Bien que les chiens soient tolérés dans les isoloirs, ils ne peuvent pas voter. Néanmoins, leur influence sur les élections municipales en France pourrait être plus significative qu’on ne le pense. Près de 9 millions de chiens résident dans le pays, dont près de la moitié vivent en milieu urbain. À Paris, la densité de chiens atteint 2.800 par km², ce qui en fait la plus forte au monde, selon des données récentes, rapporte TopTribune.
Ce phénomène constitue un enjeu crucial pour les propriétaires, les résidents et les candidats aux élections municipales. D’après un sondage Ifop réalisé en février 2026 pour la Fondation 30 millions d’Amis, 58 % des Français estiment que « l’amélioration de la condition animale est importante, voire prioritaire, pour leur commune ». En outre, un électeur sur deux avoue que les engagements d’un candidat en faveur des animaux pourraient influencer leur choix de vote, des résultats qui pourraient avoir un impact considérable dans des élections souvent serrées.
Comptes Instagram et propositions
Les candidats ne restent pas indifférents à cette tendance. À Paris, presque tous exploitent cette thématique à travers des propositions concrètes et leur présence sur les réseaux sociaux. Rachida Dati a lancé un carnet dédié, Emmanuel Grégoire a participé à la célèbre marche des teckels et a même créé un compte Instagram (« Hot Dogs with Emmanuel Grégoire ») pour marquer l’occasion. Sophia Chikirou propose d’autoriser les chiens dans tous les transports en commun, tandis que Pierre-Yves Bournazel se souvient d’être le premier député à avoir présenté une loi sur le bien-être animal en 2019, promettant un vaste parc canin près de l’Hôtel de ville.
Ces positions leur ont évité d’être critiqués par l’association L214, qui a récemment pointé du doigt « les candidats qui refusent de s’engager pour la cause animale ».
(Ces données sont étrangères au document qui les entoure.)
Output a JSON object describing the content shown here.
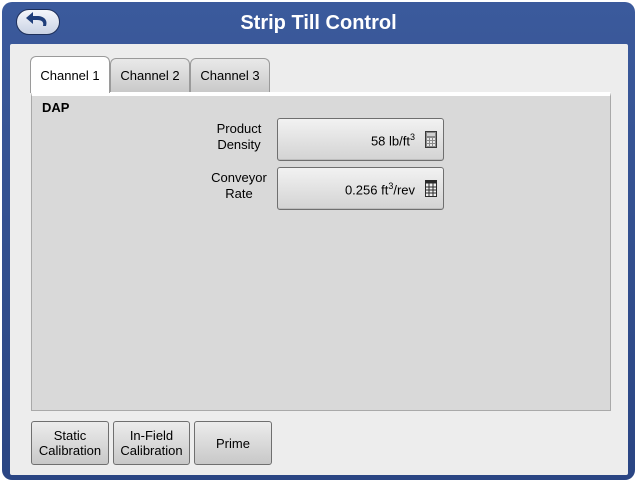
{
  "window": {
    "title": "Strip Till Control",
    "back_icon": "back-arrow-icon"
  },
  "tabs": [
    {
      "label": "Channel 1",
      "active": true
    },
    {
      "label": "Channel 2",
      "active": false
    },
    {
      "label": "Channel 3",
      "active": false
    }
  ],
  "panel": {
    "product_name": "DAP",
    "fields": [
      {
        "label_line1": "Product",
        "label_line2": "Density",
        "value": "58 lb/ft",
        "value_sup": "3",
        "value_suffix": "",
        "icon": "calculator-icon"
      },
      {
        "label_line1": "Conveyor",
        "label_line2": "Rate",
        "value": "0.256 ft",
        "value_sup": "3",
        "value_suffix": "/rev",
        "icon": "table-icon"
      }
    ]
  },
  "buttons": {
    "static_calibration_line1": "Static",
    "static_calibration_line2": "Calibration",
    "infield_calibration_line1": "In-Field",
    "infield_calibration_line2": "Calibration",
    "prime": "Prime"
  },
  "colors": {
    "frame": "#2f4d8f",
    "title_text": "#ffffff",
    "client_bg": "#ededed",
    "panel_bg": "#d9d9d9"
  }
}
Les associations espèrent en profiter
Les associations profitent de cette dynamique pour faire avancer leurs revendications. Par exemple, l’association Paz (Projet Animaux Zoopolis) a obtenu la signature d’une charte d’engagement de la part de 51 candidats dans 34 villes d’Île-de-France sur des sujets tels que les chiens errants et les animaux de compagnie. Le collectif « Les chiens du parc Martin Luther King » a également diffusé ses revendications à tous les candidats, tandis que Paris Condition canine a publié un livre blanc intitulé « Mieux intégrer les chiens dans les usages, les aménagements et les politiques publiques à Paris ». Loïc Amiot, porte-parole du collectif, explique que « la règle actuelle est l’interdiction, et les exceptions sont les autorisations », et souhaite renverser cette tendance pour autoriser les animaux dans la majorité des parcs, aujourd’hui restreints à 30 %.
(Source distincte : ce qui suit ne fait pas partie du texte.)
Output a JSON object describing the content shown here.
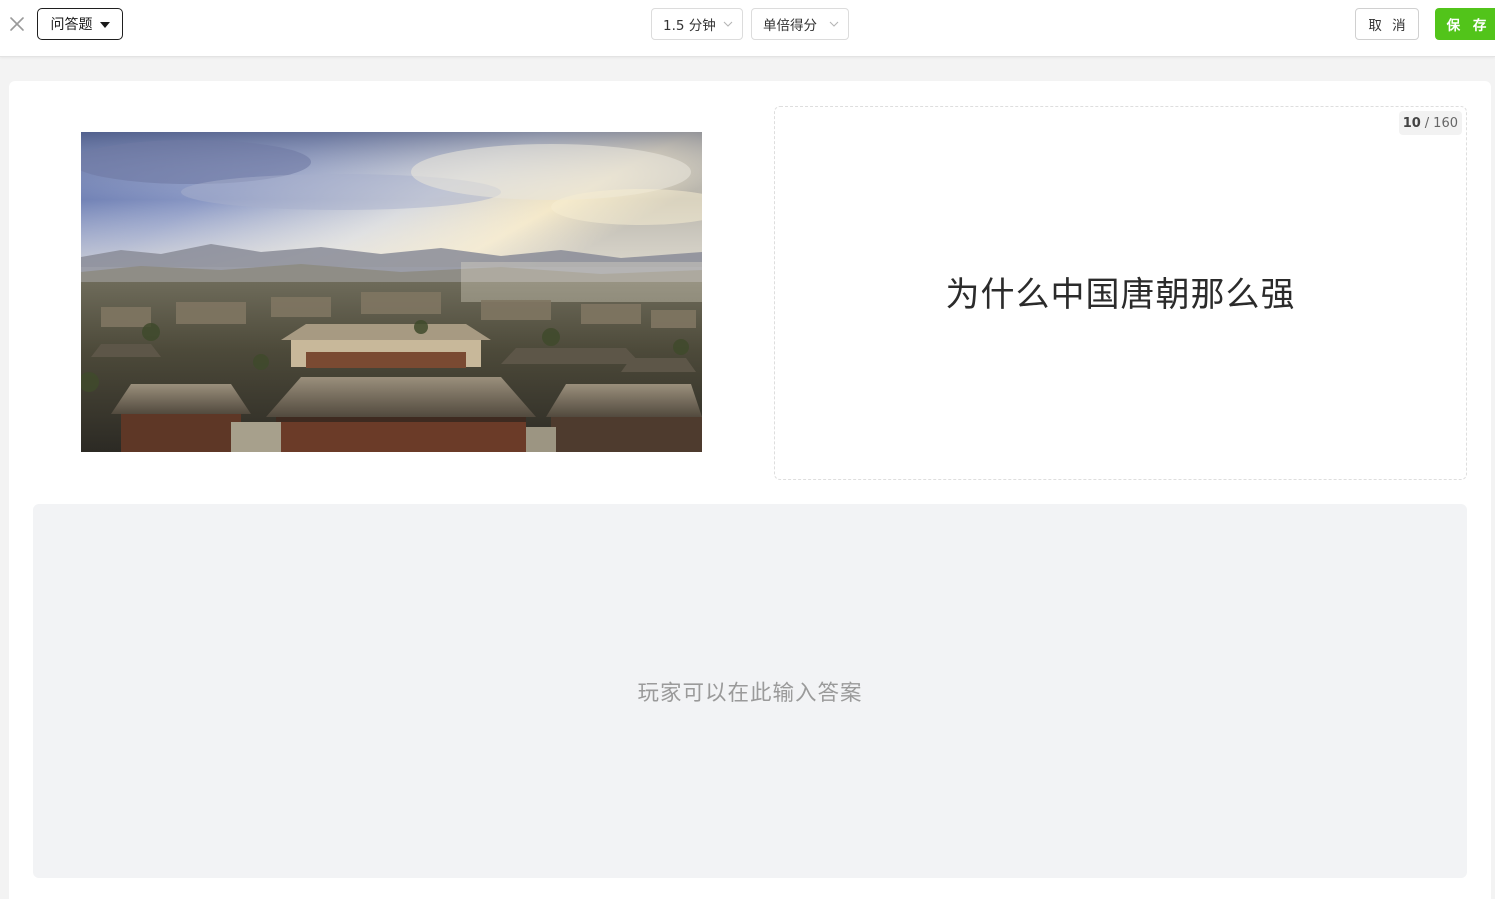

Pour appuyer ses demandes, Amiot rappelle que ces 100.000 chiens parisiens sont accompagnés de 170.000 propriétaires-électeurs. Par ailleurs, selon les estimations, « seulement » 55.000 voix séparaient Anne Hidalgo de Rachida Dati au second tour en 2020, faisant de la cause animale un sujet d’intérêt croissant pour les candidats.
En ville, l’animal « tient souvent place d’enfant dans le foyer »
« Cela pourrait même être beaucoup plus important encore », explique Pierre, consultant en communication électorale impliqué dans de nombreuses campagnes. Selon lui, « les propriétaires d’animaux en ville sont très investis concernant les conditions de vie de leurs compagnons, davantage que ceux en milieu rural », en raison d’un environnement qu’il considère comme « plus hostile ». Il note également que beaucoup de retraités ou de couples sans enfants se tournent vers leurs animaux de compagnie, qui occupent souvent la place d’enfants dans leur foyer.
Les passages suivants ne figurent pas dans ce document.